(2020) A little bit of wild ferment in this wine, around 6%. Just a touch of deepening, oily, waxy character, a touch of green bean, a little touch of flint and reductive notes nicely managed. There is a lovely creaminess and punch to this, all salts and minerals, and pithy, keen citrus. Touches of peach, passion fruit even a little quinine/tonic in the finish. Who says Marlborough Sauvignon does not age well? Price and stockist given for the most recent vintage at time of review.
(2020) John thinks this drinks best from 5 - 10 years, so this is the current UK release. Extended lees ageing, and a portion of that is in oak foudre. Still has a bold green colour, but a lovely buttery Brazil nut and creamy, sourdough yeast character, very clean and pure lemon fruit. Creamy texture and great length. No UK retailers listed at time of review.
(2020) Has the touch of lanolin and wax, a clear apple fruit, lots of lime and orange. The combination of ripeness and sweetness and sheerness and clarity of the acidity is excellent. Has 15% of foudre-fermented component, and that adds the texture an the touch of creaminess. 8g/l of residual sugar. No UK stockist listed at time of review.
(2020) From vineyards close to the winery, stony soils, inspired by John’s two years in the Loire. Made in 1,000-litre oak foudres from Germany and very old barriques for part of this blend. There is some herbaceous character, some elderflower, but it is tempered and restrained, cool leafy thyme herbs. Super sweet fruit, a lovely nectarine and peach touching on mango, with sheer acidity. Excellent. Price and stockist is for the previous vintage at time of review.
(2020) Pretty pungent, thiols, elderflower and gooseberry, turns into juicy peach and nectarine on the palate, hinting at mango, a touch of orange to the acidity. Nice. Price and stockist for the previous vintage at time of review.
(2019) There are a bunch of really good Marlborough Sauvignons hovering around that £13 to £15 pound mark that are dry and more intense than many cheaper variants, and this is one of them. Clean, fresh, only lightly touched by herbaceous blackcurrant leaf and elderflower, more focused on citrus and lemongrass aromas, a touch of lime zest too. In the mouth much more linear and tightly framed than more flamboyant examples, dare I say it, a little more European in style, mouth-watering grapefruit and saline acidity driving the crystaline nature of the wine into a long, savoury finish.
(2018) What a fascinating contrast with the Tinel-Blondelet Pouilly-Fumé also reviewed: that wine not short on vibrant personality, this one richly textured with a cool restraint, and yet each is beautifully expressive of its region and terroir.

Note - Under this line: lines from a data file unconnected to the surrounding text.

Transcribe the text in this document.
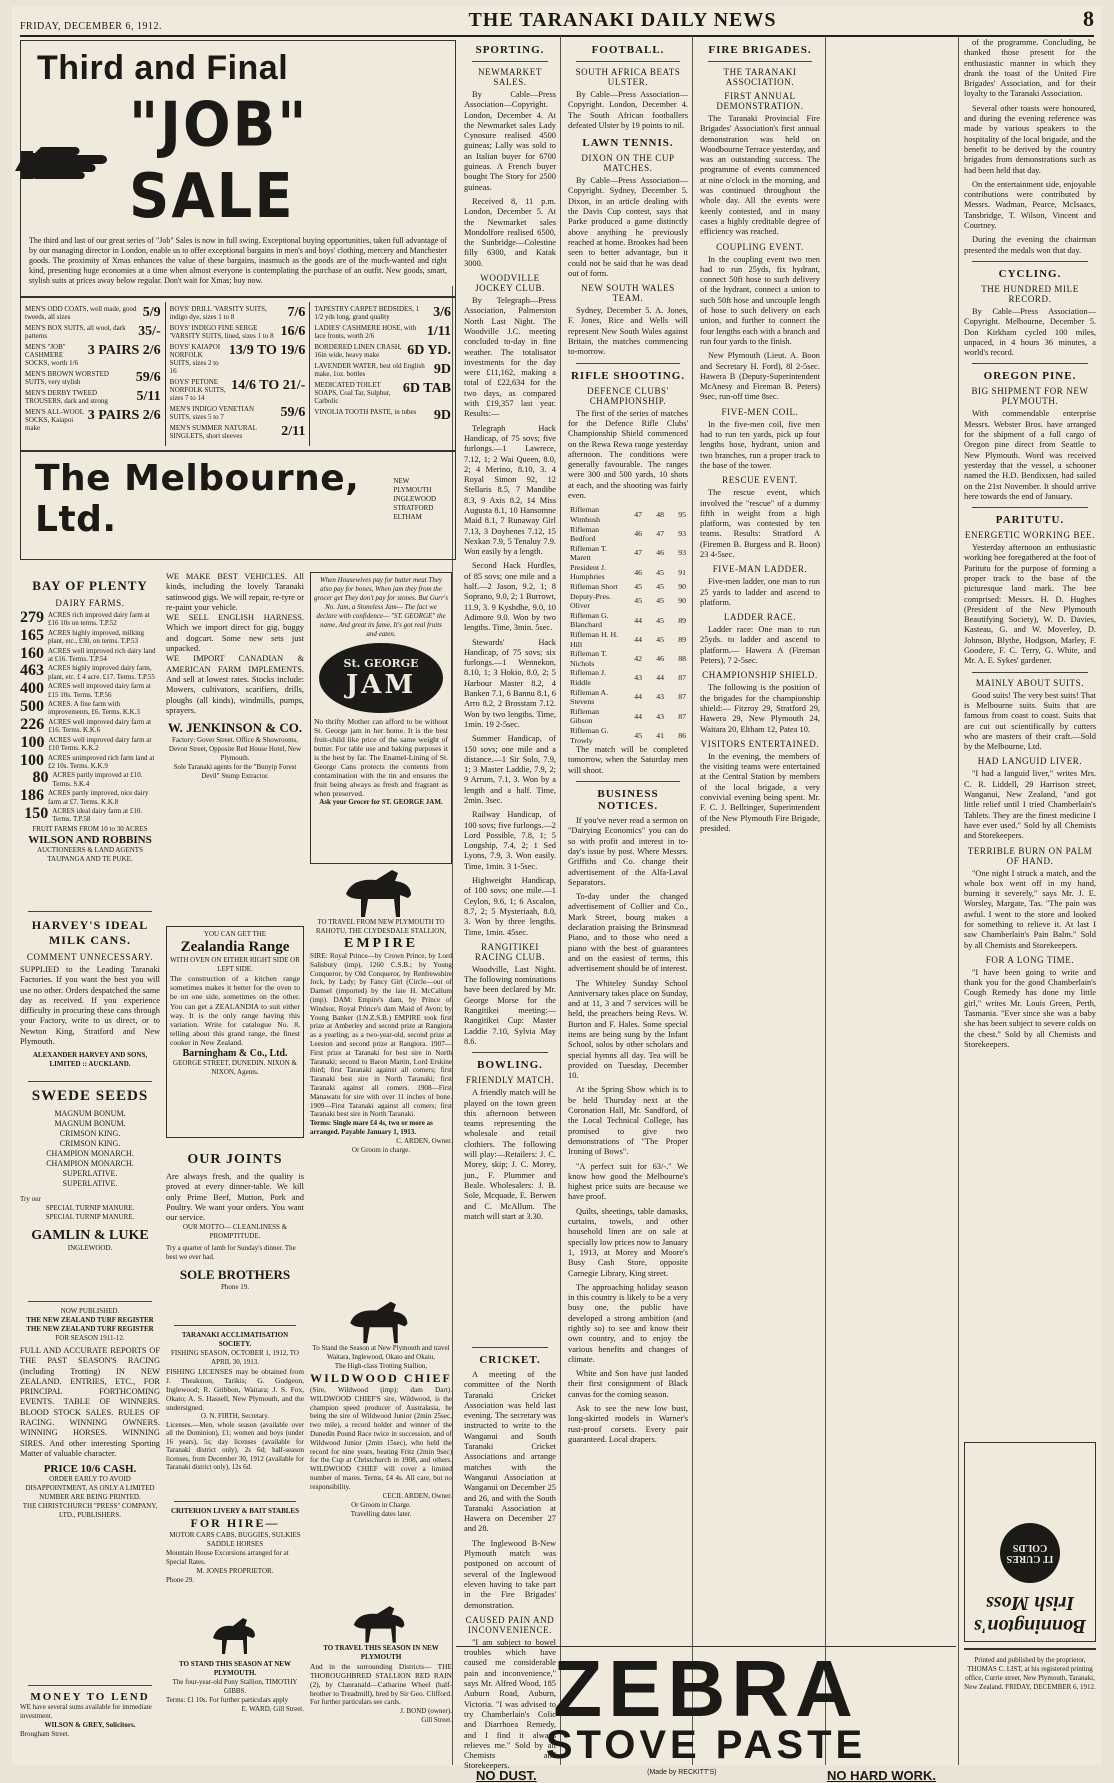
FRIDAY, DECEMBER 6, 1912.	THE TARANAKI DAILY NEWS	8
Third and Final
"JOB" SALE
The third and last of our great series of "Job" Sales is now in full swing. Exceptional buying opportunities, taken full advantage of by our managing director in London, enable us to offer exceptional bargains in men's and boys' clothing, mercery and Manchester goods. The proximity of Xmas enhances the value of these bargains, inasmuch as the goods are of the much-wanted and right kind, presenting huge economies at a time when almost everyone is contemplating the purchase of an outfit. New goods, smart, stylish suits at prices away below regular. Don't wait for Xmas; buy now.
MEN'S ODD COATS, well made, good tweeds, all sizes	5/9
MEN'S BOX SUITS, all wool, dark patterns	35/-
MEN'S "JOB" CASHMERE SOCKS, worth 1/6
3 PAIRS 2/6
MEN'S BROWN WORSTED SUITS, very stylish	59/6
MEN'S DERBY TWEED TROUSERS, dark and strong	5/11
MEN'S ALL-WOOL SOCKS, Kaiapoi make
3 PAIRS 2/6
BOYS' DRILL 'VARSITY SUITS, indigo dye, sizes 1 to 8	7/6
BOYS' INDIGO FINE SERGE 'VARSITY SUITS, lined, sizes 1 to 8 16/6
BOYS' KAIAPOI NORFOLK SUITS, sizes 2 to 16
13/9 TO 19/6
BOYS' PETONE NORFOLK SUITS, sizes 7 to 14
14/6 TO 21/-
MEN'S INDIGO VENETIAN SUITS, sizes 5 to 7	59/6
MEN'S SUMMER NATURAL SINGLETS, short sleeves	2/11
TAPESTRY CARPET BEDSIDES, 1 1/2 yds long, grand quality	3/6
LADIES' CASHMERE HOSE, with lace fronts, worth 2/6	1/11
BORDERED LINEN CRASH, 16in wide, heavy make	6D YD.
LAVENDER WATER, best old English make, 1oz. bottles	9D
MEDICATED TOILET SOAPS, Coal Tar, Sulphur, Carbolic
6D TAB
VINOLIA TOOTH PASTE, in tubes 9D
The Melbourne, Ltd.
NEW PLYMOUTH
INGLEWOOD
STRATFORD
ELTHAM
BAY OF PLENTY
DAIRY FARMS.
279 ACRES rich improved dairy farm at £16 10s on terms. T.P.52
165 ACRES highly improved, milking plant, etc., £30, on terms. T.P.53
160 ACRES well improved rich dairy land at £16. Terms. T.P.54
463 ACRES highly improved dairy farm, plant, etc. £ 4 acre. £17. Terms. T.P.55
400 ACRES well improved dairy farm at £15 10s. Terms. T.P.56
500 ACRES. A fine farm with improvements, £6. Terms. K.K.3
226 ACRES well improved dairy farm at £16. Terms. K.K.6
100 ACRES well improved dairy farm at £10 Terms. K.K.2
100 ACRES unimproved rich farm land at £2 10s. Terms. K.K.9
80 ACRES partly improved at £10. Terms. S.K.4
186 ACRES partly improved, nice dairy farm at £7. Terms. K.K.8
150 ACRES ideal dairy farm at £10. Terms. T.P.58
FRUIT FARMS FROM 10 to 30 ACRES
WILSON AND ROBBINS
AUCTIONEERS & LAND AGENTS TAUPANGA AND TE PUKE.
HARVEY'S IDEAL MILK CANS.
COMMENT UNNECESSARY.
SUPPLIED to the Leading Taranaki Factories. If you want the best you will use no other. Orders despatched the same day as received. If you experience difficulty in procuring these cans through your Factory, write to us direct, or to Newton King, Stratford and New Plymouth.
ALEXANDER HARVEY AND SONS, LIMITED :: AUCKLAND.
SWEDE SEEDS
MAGNUM BONUM.
MAGNUM BONUM.
CRIMSON KING.
CRIMSON KING.
CHAMPION MONARCH.
CHAMPION MONARCH.
SUPERLATIVE.
SUPERLATIVE.
Try our
SPECIAL TURNIP MANURE.
SPECIAL TURNIP MANURE.
GAMLIN & LUKE
INGLEWOOD.
NOW PUBLISHED.
THE NEW ZEALAND TURF REGISTER
THE NEW ZEALAND TURF REGISTER
FOR SEASON 1911-12.
FULL AND ACCURATE REPORTS OF THE PAST SEASON'S RACING (including Trotting) IN NEW ZEALAND. ENTRIES, ETC., FOR PRINCIPAL FORTHCOMING EVENTS. TABLE OF WINNERS. BLOOD STOCK SALES. RULES OF RACING. WINNING OWNERS. WINNING HORSES. WINNING SIRES. And other interesting Sporting Matter of valuable character.
PRICE 10/6 CASH.
ORDER EARLY TO AVOID DISAPPOINTMENT, AS ONLY A LIMITED NUMBER ARE BEING PRINTED.
THE CHRISTCHURCH "PRESS" COMPANY, LTD., PUBLISHERS.
MONEY TO LEND
WE have several sums available for immediate investment.
WILSON & GREY, Solicitors.
Brougham Street.
WE MAKE BEST VEHICLES. All kinds, including the lovely Taranaki satinwood gigs. We will repair, re-tyre or re-paint your vehicle.
WE SELL ENGLISH HARNESS. Which we import direct for gig, buggy and dogcart. Some new sets just unpacked.
WE IMPORT CANADIAN & AMERICAN FARM IMPLEMENTS. And sell at lowest rates. Stocks include: Mowers, cultivators, scarifiers, drills, ploughs (all kinds), windmills, pumps, sprayers.
W. JENKINSON & CO.
Factory: Gover Street. Office & Showrooms, Devon Street, Opposite Red House Hotel, New Plymouth.
Sole Taranaki agents for the "Bunyip Forest Devil" Stump Extractor.
YOU CAN GET THE
Zealandia Range
WITH OVEN ON EITHER RIGHT SIDE OR LEFT SIDE.
The construction of a kitchen range sometimes makes it better for the oven to be on one side, sometimes on the other. You can get a ZEALANDIA to suit either way. It is the only range having this variation. Write for catalogue No. 8, telling about this grand range, the finest cooker in New Zealand.
Barningham & Co., Ltd.
GEORGE STREET, DUNEDIN. NIXON & NIXON, Agents.
OUR JOINTS
Are always fresh, and the quality is proved at every dinner-table. We kill only Prime Beef, Mutton, Pork and Poultry. We want your orders. You want our service.
OUR MOTTO— CLEANLINESS & PROMPTITUDE.
Try a quarter of lamb for Sunday's dinner. The best we ever had.
SOLE BROTHERS
Phone 19.
TARANAKI ACCLIMATISATION SOCIETY.
FISHING SEASON, OCTOBER 1, 1912, TO APRIL 30, 1913.
FISHING LICENSES may be obtained from J. Theakston, Tarikis; G. Gudgeon, Inglewood; R. Gribbon, Waitara; J. S. Fox, Okato; A. S. Hassell, New Plymouth, and the undersigned.
O. N. FIRTH, Secretary.
Licenses.—Men, whole season (available over all the Dominion), £1; women and boys (under 16 years), 5s; day licenses (available for Taranaki district only), 2s 6d; half-season licenses, from December 30, 1912 (available for Taranaki district only), 12s 6d.
CRITERION LIVERY & BAIT STABLES
FOR HIRE—
MOTOR CARS CABS, BUGGIES, SULKIES SADDLE HORSES
Mountain House Excursions arranged for at Special Rates.
M. JONES PROPRIETOR.
Phone 29.
TO STAND THIS SEASON AT NEW PLYMOUTH.
The four-year-old Pony Stallion, TIMOTHY GIBBS.
Terms: £1 10s. For further particulars apply
E. WARD, Gill Street.
When Housewives pay for butter meat They also pay for bones, When jam they from the grocer get They don't pay for stones. But Gurr's No. Jam, a Stoneless Jam— The fact we declare with confidence— "ST. GEORGE" the name, And great its fame, It's got real fruits and eaten.
St. GEORGE
JAM
No thrifty Mother can afford to be without St. George jam in her home. It is the best fruit-child like price of the same weight of butter. For table use and baking purposes it is the best by far. The Enamel-Lining of St. George Cans protects the contents from contamination with the tin and ensures the fruit being always as fresh and fragrant as when preserved.
Ask your Grocer for ST. GEORGE JAM.
TO TRAVEL FROM NEW PLYMOUTH TO RAHOTU, THE CLYDESDALE STALLION,
EMPIRE
SIRE: Royal Prince—by Crown Prince, by Lord Salisbury (imp), 1260 C.S.B.; by Young Conqueror, by Old Conqueror, by Renfrewshire Jock, by Lady; by Fancy Girl (Circle—out of Damsel (imported) by the late H. McCallum (imp). DAM: Empire's dam, by Prince of Windsor, Royal Prince's dam Maid of Avon; by Young Banker (I.N.Z.S.B.) EMPIRE took first prize at Amberley and second prize at Rangiora as a yearling; as a two-year-old, second prize at Leeston and second prize at Rangiora. 1907—First prize at Taranaki for best sire in North Taranaki; second to Baron Martin, Lord Erskine third; first Taranaki against all comers; first Taranaki best sire in North Taranaki; first Taranaki against all comers. 1908—First Manawatu for sire with over 11 inches of bone. 1909—First Taranaki against all comers; first Taranaki best sire in North Taranaki.
Terms: Single mare £4 4s, two or more as arranged. Payable January 1, 1913.
C. ARDEN, Owner.
Or Groom in charge.
To Stand the Season at New Plymouth and travel Waitara, Inglewood, Okato and Okaiu,
The High-class Trotting Stallion,
WILDWOOD CHIEF
(Sire, Wildwood (imp); dam Dart). WILDWOOD CHIEF'S sire, Wildwood, is the champion speed producer of Australasia, he being the sire of Wildwood Junior (2min 25sec, two mile), a record holder and winner of the Dunedin Pound Race twice in succession, and of Wildwood Junior (2min 15sec), who held the record for nine years, beating Fritz (2min 9sec) for the Cup at Christchurch in 1908, and others. WILDWOOD CHIEF will cover a limited number of mares. Terms, £4 4s. All care, but no responsibility.
CECIL ARDEN, Owner.
Or Groom in Charge.
Travelling dates later.
TO TRAVEL THIS SEASON IN NEW PLYMOUTH
And in the surrounding Districts— THE THOROUGHBRED STALLION RED RAIN (2), by Clanranald—Catharine Wheel (half-brother to Treadmill), bred by Sir Geo. Clifford.
For further particulars see cards.
J. BOND (owner).
Gill Street.
SPORTING.
NEWMARKET SALES.

By Cable—Press Association—Copyright. London, December 4. At the Newmarket sales Lady Cynosure realised 4500 guineas; Lally was sold to an Italian buyer for 6700 guineas. A French buyer bought The Story for 2500 guineas.

Received 8, 11 p.m. London, December 5. At the Newmarket sales Mondolfore realised 6500, the Sunbridge—Colestine filly 6300, and Katak 3000.

WOODVILLE JOCKEY CLUB.

By Telegraph—Press Association, Palmerston North Last Night. The Woodville J.C. meeting concluded to-day in fine weather. The totalisator investments for the day were £11,162, making a total of £22,634 for the two days, as compared with £19,357 last year. Results:—

Telegraph Hack Handicap, of 75 sovs; five furlongs.—1 Lawrece, 7.12, 1; 2 Wai Queen, 8.0, 2; 4 Merino, 8.10, 3. 4 Royal Simon 92, 12 Stellaris 8.5, 7 Mandibe 8.3, 9 Axis 8.2, 14 Miss Augusta 8.1, 10 Hansomne Maid 8.1, 7 Runaway Girl 7.13, 3 Doyhenes 7.12, 15 Nexkan 7.9, 5 Tenaluy 7.9. Won easily by a length.

Second Hack Hurdles, of 85 sovs; one mile and a half.—2 Jason, 9.2, 1; 8 Soprano, 9.0, 2; 1 Burrowt, 11.9, 3. 9 Kyshdhe, 9.0, 10 Adimore 9.0. Won by two lengths. Time, 3min. 5sec.

Stewards' Hack Handicap, of 75 sovs; six furlongs.—1 Wennekon, 8.10, 1; 3 Hokio, 8.0, 2; 5 Harbour Master 8.2, 4 Banken 7.1, 6 Bannu 8.1, 6 Arro 8.2, 2 Brosstam 7.12. Won by two lengths. Time, 1min. 19 2-5sec.

Summer Handicap, of 150 sovs; one mile and a distance.—1 Sir Solo, 7.9, 1; 3 Master Laddie, 7.9, 2; 9 Arrum, 7.1, 3. Won by a length and a half. Time, 2min. 3sec.

Railway Handicap, of 100 sovs; five furlongs.—2 Lord Possible, 7.8, 1; 5 Longship, 7.4, 2; 1 Sed Lyons, 7.9, 3. Won easily. Time, 1min. 3 1-5sec.

Highweight Handicap, of 100 sovs; one mile.—1 Ceylon, 9.6, 1; 6 Ascalon, 8.7, 2; 5 Mysteriaah, 8.0, 3. Won by three lengths. Time, 1min. 45sec.

RANGITIKEI RACING CLUB.

Woodville, Last Night. The following nominations have been declared by Mr. George Morse for the Rangitikei meeting:—Rangitikei Cup: Master Laddie 7.10, Sylvia May 8.6.

BOWLING.
FRIENDLY MATCH.

A friendly match will be played on the town green this afternoon between teams representing the wholesale and retail clothiers. The following will play:—Retailers: J. C. Morey, skip; J. C. Morey, jun., F. Plummer and Beale. Wholesalers: J. B. Sole, Mcquade, E. Berwen and C. McAllum. The match will start at 3.30.

CRICKET.

A meeting of the committee of the North Taranaki Cricket Association was held last evening. The secretary was instructed to write to the Wanganui and South Taranaki Cricket Associations and arrange matches with the Wanganui Association at Wanganui on December 25 and 26, and with the South Taranaki Association at Hawera on December 27 and 28.

The Inglewood B-New Plymouth match was postponed on account of several of the Inglewood eleven having to take part in the Fire Brigades' demonstration.

CAUSED PAIN AND INCONVENIENCE.

"I am subject to bowel troubles which have caused me considerable pain and inconvenience," says Mr. Alfred Wood, 185 Auburn Road, Auburn, Victoria. "I was advised to try Chamberlain's Colic and Diarrhoea Remedy, and I find it always relieves me." Sold by all Chemists and Storekeepers.

FOOTBALL.
SOUTH AFRICA BEATS ULSTER.

By Cable—Press Association—Copyright. London, December 4. The South African footballers defeated Ulster by 19 points to nil.

LAWN TENNIS.
DIXON ON THE CUP MATCHES.

By Cable—Press Association—Copyright. Sydney, December 5. Dixon, in an article dealing with the Davis Cup contest, says that Parke produced a game distinctly above anything he previously reached at home. Brookes had been seen to better advantage, but it could not be said that he was dead out of form.

NEW SOUTH WALES TEAM.

Sydney, December 5. A. Jones, F. Jones, Rice and Wells will represent New South Wales against Britain, the matches commencing to-morrow.

RIFLE SHOOTING.
DEFENCE CLUBS' CHAMPIONSHIP.

The first of the series of matches for the Defence Rifle Clubs' Championship Shield commenced on the Rewa Rewa range yesterday afternoon. The conditions were generally favourable. The ranges were 300 and 500 yards, 10 shots at each, and the shooting was fairly even.

Rifleman Wimbush	47	48	95
Rifleman Bedford	46	47	93
Rifleman T. Marett	47	46	93
President J. Humphries	46	45	91
Rifleman Short	45	45	90
Deputy-Pres. Oliver	45	45	90
Rifleman G. Blanchard	44	45	89
Rifleman H. H. Hill	44	45	89
Rifleman T. Nichols	42	46	88
Rifleman J. Riddle	43	44	87
Rifleman A. Stevens	44	43	87
Rifleman Gibson	44	43	87
Rifleman G. Trowly	45	41	86

The match will be completed tomorrow, when the Saturday men will shoot.

BUSINESS NOTICES.

If you've never read a sermon on "Dairying Economics" you can do so with profit and interest in to-day's issue by post. Where Messrs. Griffiths and Co. change their advertisement of the Alfa-Laval Separators.

To-day under the changed advertisement of Collier and Co., Mark Street, bourg makes a declaration praising the Brinsmead Piano, and to those who need a piano with the best of guarantees and on the easiest of terms, this advertisement should be of interest.

The Whiteley Sunday School Anniversary takes place on Sunday, and at 11, 3 and 7 services will be held, the preachers being Revs. W. Burton and F. Hales. Some special items are being sung by the Infant School, solos by other scholars and special hymns all day. Tea will be provided on Tuesday, December 10.

At the Spring Show which is to be held Thursday next at the Coronation Hall, Mr. Sandford, of the Local Technical College, has promised to give two demonstrations of "The Proper Ironing of Bows".

"A perfect suit for 63/-." We know how good the Melbourne's highest price suits are because we have proof.

Quilts, sheetings, table damasks, curtains, towels, and other household linen are on sale at specially low prices now to January 1, 1913, at Morey and Moore's Busy Cash Store, opposite Carnegie Library, King street.

The approaching holiday season in this country is likely to be a very busy one, the public have developed a strong ambition (and rightly so) to see and know their own country, and to enjoy the various benefits and changes of climate.

White and Son have just landed their first consignment of Black canvas for the coming season.

Ask to see the new low bust, long-skirted models in Warner's rust-proof corsets. Every pair guaranteed. Local drapers.

FIRE BRIGADES.
THE TARANAKI ASSOCIATION.
FIRST ANNUAL DEMONSTRATION.

The Taranaki Provincial Fire Brigades' Association's first annual demonstration was held on Woodbourne Terrace yesterday, and was an outstanding success. The programme of events commenced at nine o'clock in the morning, and was continued throughout the whole day. All the events were keenly contested, and in many cases a highly creditable degree of efficiency was reached.

COUPLING EVENT.

In the coupling event two men had to run 25yds, fix hydrant, connect 50ft hose to such delivery of the hydrant, connect a union to such 50ft hose and uncouple length of hose to such delivery on each union, and further to connect the four lengths each with a branch and run four yards to the finish.

New Plymouth (Lieut. A. Boon and Secretary H. Ford), 8l 2-5sec. Hawera B (Deputy-Superintendent McAnesy and Fireman B. Peters) 9sec, run-off time 8sec.

FIVE-MEN COIL.

In the five-men coil, five men had to run ten yards, pick up four lengths hose, hydrant, union and two branches, run a proper track to the base of the tower.

RESCUE EVENT.

The rescue event, which involved the "rescue" of a dummy fifth in weight from a high platform, was contested by ten teams. Results: Stratford A (Firemen B. Burgess and R. Boon) 23 4-5sec.

FIVE-MAN LADDER.

Five-men ladder, one man to run 25 yards to ladder and ascend to platform.

LADDER RACE.

Ladder race: One man to run 25yds. to ladder and ascend to platform.— Hawera A (Fireman Peters), 7 2-5sec.

CHAMPIONSHIP SHIELD.

The following is the position of the brigades for the championship shield:— Fitzroy 29, Stratford 29, Hawera 29, New Plymouth 24, Waitara 20, Eltham 12, Patea 10.

VISITORS ENTERTAINED.

In the evening, the members of the visiting teams were entertained at the Central Station by members of the local brigade, a very convivial evening being spent. Mr. F. C. J. Bellringer, Superintendent of the New Plymouth Fire Brigade, presided.

of the programme. Concluding, he thanked those present for the enthusiastic manner in which they drank the toast of the United Fire Brigades' Association, and for their loyalty to the Taranaki Association.

Several other toasts were honoured, and during the evening reference was made by various speakers to the hospitality of the local brigade, and the benefit to be derived by the country brigades from demonstrations such as had been held that day.

On the entertainment side, enjoyable contributions were contributed by Messrs. Wadman, Pearce, McIsaacs, Tansbridge, T. Wilson, Vincent and Courtney.

During the evening the chairman presented the medals won that day.

CYCLING.
THE HUNDRED MILE RECORD.

By Cable—Press Association—Copyright. Melbourne, December 5. Don Kirkham cycled 100 miles, unpaced, in 4 hours 36 minutes, a world's record.

OREGON PINE.
BIG SHIPMENT FOR NEW PLYMOUTH.

With commendable enterprise Messrs. Webster Bros. have arranged for the shipment of a full cargo of Oregon pine direct from Seattle to New Plymouth. Word was received yesterday that the vessel, a schooner named the H.D. Bendixsen, had sailed on the 21st November. It should arrive here towards the end of January.

PARITUTU.
ENERGETIC WORKING BEE.

Yesterday afternoon an enthusiastic working bee foregathered at the foot of Paritutu for the purpose of forming a proper track to the base of the picturesque land mark. The bee comprised: Messrs. H. D. Hughes (President of the New Plymouth Beautifying Society), W. D. Davies, Kasteau, G. and W. Moverley, D. Johnson, Blythe, Hodgson, Marley, F. Goodere, F. C. Terry, G. White, and Mr. A. E. Sykes' gardener.

MAINLY ABOUT SUITS.

Good suits! The very best suits! That is Melbourne suits. Suits that are famous from coast to coast. Suits that are cut out scientifically by cutters who are masters of their craft.—Sold by the Melbourne, Ltd.

HAD LANGUID LIVER.

"I had a languid liver," writes Mrs. C. R. Liddell, 29 Harrison street, Wanganui, New Zealand, "and got little relief until I tried Chamberlain's Tablets. They are the finest medicine I have ever used." Sold by all Chemists and Storekeepers.

TERRIBLE BURN ON PALM OF HAND.

"One night I struck a match, and the whole box went off in my hand, burning it severely," says Mr. J. E. Worsley, Margate, Tas. "The pain was awful. I went to the store and looked for something to relieve it. At last I saw Chamberlain's Pain Balm." Sold by all Chemists and Storekeepers.

FOR A LONG TIME.

"I have been going to write and thank you for the good Chamberlain's Cough Remedy has done my little girl," writes Mr. Louis Green, Perth, Tasmania. "Ever since she was a baby she has been subject to severe colds on the chest." Sold by all Chemists and Storekeepers.

Bonnington's Irish Moss
IT CURES COLDS
ZEBRA
STOVE PASTE
NO DUST.	(Made by RECKITT'S)	NO HARD WORK.
Printed and published by the proprietor, THOMAS C. LIST, at his registered printing office, Currie street, New Plymouth, Taranaki, New Zealand. FRIDAY, DECEMBER 6, 1912.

Partial ageing in older barrels has given this texture, but has not dulled the vivacious pin-sharp aromatics, gooseberry and a punch of pea-shoot freshness, and sweet nectarine fruit. The palate brims with exotic fruit, and yet there is fine acidity - not at all jarring - a natural concentration, and great balance. Will delight both classic European Sauvignon drinkers and fans of Kiwi exuberance in a clever marriage.
(2014) Wow - like sticking your head into a bowl of freshly podded peas, this has such a blast of herbaceous, pungent vivacious character, with the palate streaking through, slashes of lime and orange and a fabulous zestiness. Model stuff from Yealands Estate, world class, and Marlborough close to its best.
(2011) 'Our alternative take on Sauvignon, chasing away those green flavours'. From a single acre estate, all handpicked, no sulphur at the front end, wild ferment in old oak and small stainless steel barrels. Lees stirring for 10 months. Very wild and earthy, with real wild ferment character, leesiness, and a nutty, coffeeish quality. The palate has wonderfully sweet fruit at its core, with a lemony sweetness of peach fruit and herbs and a really long, umami flavours and terrific acidity.
(2011) A new wine Andrew introduced when he took over the winemaking. Fine sherbetty nose, lovely herby character and a touch of bruised apple. Has a grippy impression of stoniness too. The lime-streaked purity of the palate betrays the sweetness, the finish being all about minerality and stony freshness. Delightful and delicate, without the harsher acidity that makes some sweeter Rieslings seem dry.